I am sorry, it's probably very basic question, but I have great hole in head and can't figure it out. I need to separate denominator, like that:
$ \frac { 1 } { n _ { 0 } + n _ { 1 } + n _ { 2 } + \ldots } = \frac { A } { n _ { 0 } } + \frac { B } { n _ { 1 } } + \frac { C } { n _ { 2 } } + \dots $
Please could anyone give some hint. For any help thanks in advance.
There are too many degrees of freedom. This means there are many (infinite even) ways to do this.
For instance, consider the case with two variables: $$ \frac{1}{a+b} = \frac{c}{a} + \frac{d}{b} $$ Notice that you have one equation with two unknown variables! This means we can simply set $c$ to be some constant, e.g. $1$, and then solve for $d$, getting: $$ d = b\left( \frac{1}{a+b} - \frac{c}{a} \right) = b\left( \frac{1}{a+b} - \frac{1}{a} \right) $$ for $c=1$. Of course you could choose anything for $c$.
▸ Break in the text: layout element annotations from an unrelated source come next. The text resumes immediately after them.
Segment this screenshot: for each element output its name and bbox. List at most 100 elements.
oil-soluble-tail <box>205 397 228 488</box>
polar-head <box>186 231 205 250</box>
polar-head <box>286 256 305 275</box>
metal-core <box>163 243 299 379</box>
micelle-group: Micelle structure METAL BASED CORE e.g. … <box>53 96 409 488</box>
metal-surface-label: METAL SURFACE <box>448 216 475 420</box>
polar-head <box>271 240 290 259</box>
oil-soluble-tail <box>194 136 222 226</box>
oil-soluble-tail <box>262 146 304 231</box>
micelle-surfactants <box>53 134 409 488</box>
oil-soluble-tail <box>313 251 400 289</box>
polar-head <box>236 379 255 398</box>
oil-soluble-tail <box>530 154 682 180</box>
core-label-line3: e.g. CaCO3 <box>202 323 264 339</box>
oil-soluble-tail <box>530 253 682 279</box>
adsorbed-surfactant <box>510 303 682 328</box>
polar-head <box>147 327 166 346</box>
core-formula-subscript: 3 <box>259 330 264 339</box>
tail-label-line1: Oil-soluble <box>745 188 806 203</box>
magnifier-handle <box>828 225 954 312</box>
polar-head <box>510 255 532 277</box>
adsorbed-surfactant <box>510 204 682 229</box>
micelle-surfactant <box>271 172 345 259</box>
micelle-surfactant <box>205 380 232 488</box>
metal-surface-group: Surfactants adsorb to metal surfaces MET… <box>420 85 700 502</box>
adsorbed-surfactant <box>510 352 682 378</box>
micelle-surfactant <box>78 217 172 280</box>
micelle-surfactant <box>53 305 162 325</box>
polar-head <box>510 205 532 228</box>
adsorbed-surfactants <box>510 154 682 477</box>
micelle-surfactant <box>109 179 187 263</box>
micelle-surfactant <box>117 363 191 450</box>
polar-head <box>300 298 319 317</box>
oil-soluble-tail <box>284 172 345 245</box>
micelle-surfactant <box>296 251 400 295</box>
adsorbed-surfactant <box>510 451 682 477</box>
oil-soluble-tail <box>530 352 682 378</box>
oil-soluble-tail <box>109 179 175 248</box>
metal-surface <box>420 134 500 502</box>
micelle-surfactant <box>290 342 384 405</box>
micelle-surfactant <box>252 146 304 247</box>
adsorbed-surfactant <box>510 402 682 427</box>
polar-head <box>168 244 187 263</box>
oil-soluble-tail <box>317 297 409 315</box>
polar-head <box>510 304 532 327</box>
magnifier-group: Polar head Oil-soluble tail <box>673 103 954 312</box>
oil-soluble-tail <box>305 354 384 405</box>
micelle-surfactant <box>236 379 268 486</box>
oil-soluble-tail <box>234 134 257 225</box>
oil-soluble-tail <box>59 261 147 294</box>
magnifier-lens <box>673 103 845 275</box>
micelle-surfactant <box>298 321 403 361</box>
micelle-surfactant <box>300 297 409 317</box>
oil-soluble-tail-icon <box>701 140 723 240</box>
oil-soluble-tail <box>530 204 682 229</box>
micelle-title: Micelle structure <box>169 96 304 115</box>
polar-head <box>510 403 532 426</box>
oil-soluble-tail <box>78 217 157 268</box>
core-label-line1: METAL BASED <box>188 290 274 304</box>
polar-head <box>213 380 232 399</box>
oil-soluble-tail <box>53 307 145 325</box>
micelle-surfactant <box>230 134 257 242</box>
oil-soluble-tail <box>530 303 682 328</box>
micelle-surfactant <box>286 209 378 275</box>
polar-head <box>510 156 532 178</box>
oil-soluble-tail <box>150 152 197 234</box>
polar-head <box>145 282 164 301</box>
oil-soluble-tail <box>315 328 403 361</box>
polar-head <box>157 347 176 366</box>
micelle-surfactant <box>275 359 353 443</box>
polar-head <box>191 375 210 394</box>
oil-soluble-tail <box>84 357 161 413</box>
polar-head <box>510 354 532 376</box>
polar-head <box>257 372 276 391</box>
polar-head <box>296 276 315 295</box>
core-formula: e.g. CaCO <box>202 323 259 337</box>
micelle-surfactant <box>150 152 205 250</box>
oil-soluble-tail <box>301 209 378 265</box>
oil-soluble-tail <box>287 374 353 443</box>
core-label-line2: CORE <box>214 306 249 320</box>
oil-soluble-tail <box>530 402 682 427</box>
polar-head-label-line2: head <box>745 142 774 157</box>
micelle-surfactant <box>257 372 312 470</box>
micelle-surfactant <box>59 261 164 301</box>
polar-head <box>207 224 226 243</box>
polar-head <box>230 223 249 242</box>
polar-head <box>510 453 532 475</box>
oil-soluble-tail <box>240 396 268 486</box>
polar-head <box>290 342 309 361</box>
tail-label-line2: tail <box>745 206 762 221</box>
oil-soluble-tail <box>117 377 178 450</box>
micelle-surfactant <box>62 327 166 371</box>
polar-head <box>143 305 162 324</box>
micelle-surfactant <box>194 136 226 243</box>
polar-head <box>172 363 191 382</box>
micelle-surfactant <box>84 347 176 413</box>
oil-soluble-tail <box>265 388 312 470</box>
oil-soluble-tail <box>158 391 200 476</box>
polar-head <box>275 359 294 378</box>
Let's do it in general. Let: $$ S = \left[ \sum_{i=1}^m x_i \right]^{-1} $$ Then we want to find $\{a_i\}_{i=1}^m$ such that: $$ S = \sum_{i=1}^m \frac{a_i}{x_i} $$ Well, since there is one equation, we have $m-1$ degrees of freedom. Let us fix all the parameters except $a_j$. Essentially we shall freely choose values for $\{a_i\}_{i\ne j}$, at the cost of $a_j$ not being free (i.e. $a_j$ is constrained by the values we choose for $a_i$. Solving for $a_j$ we get: $$ S =\frac{a_j}{x_j} + \sum_{i\ne j} \frac{a_i}{x_i} \;\;\;\implies\;\;\; a_j = x_j\left( S - \sum_{i\ne j} \frac{a_i}{x_i} \right) $$
Cool. So now we can choose some values for the $a_i$'s, and this will fix the value of $a_j$.
For example, let's choose $a_i=x_i\;\forall\;i\ne j$. Then we get: $$ a_k = \begin{cases} x_k & k\ne j\\ x_j(S^{-1}-m+1) & k=j \end{cases} $$
As another example, consider: $ a_i = x_iS/m $ for all $i\ne j$. Then what is $a_j$? Well: $$ a_j=x_j\left( S - \sum_{i\ne j}\frac{S}{m} \right)=x_j\frac{S}{m} $$ So we can say $a_k = x_k S/m$ for all $i\in[1,m]$ for this case.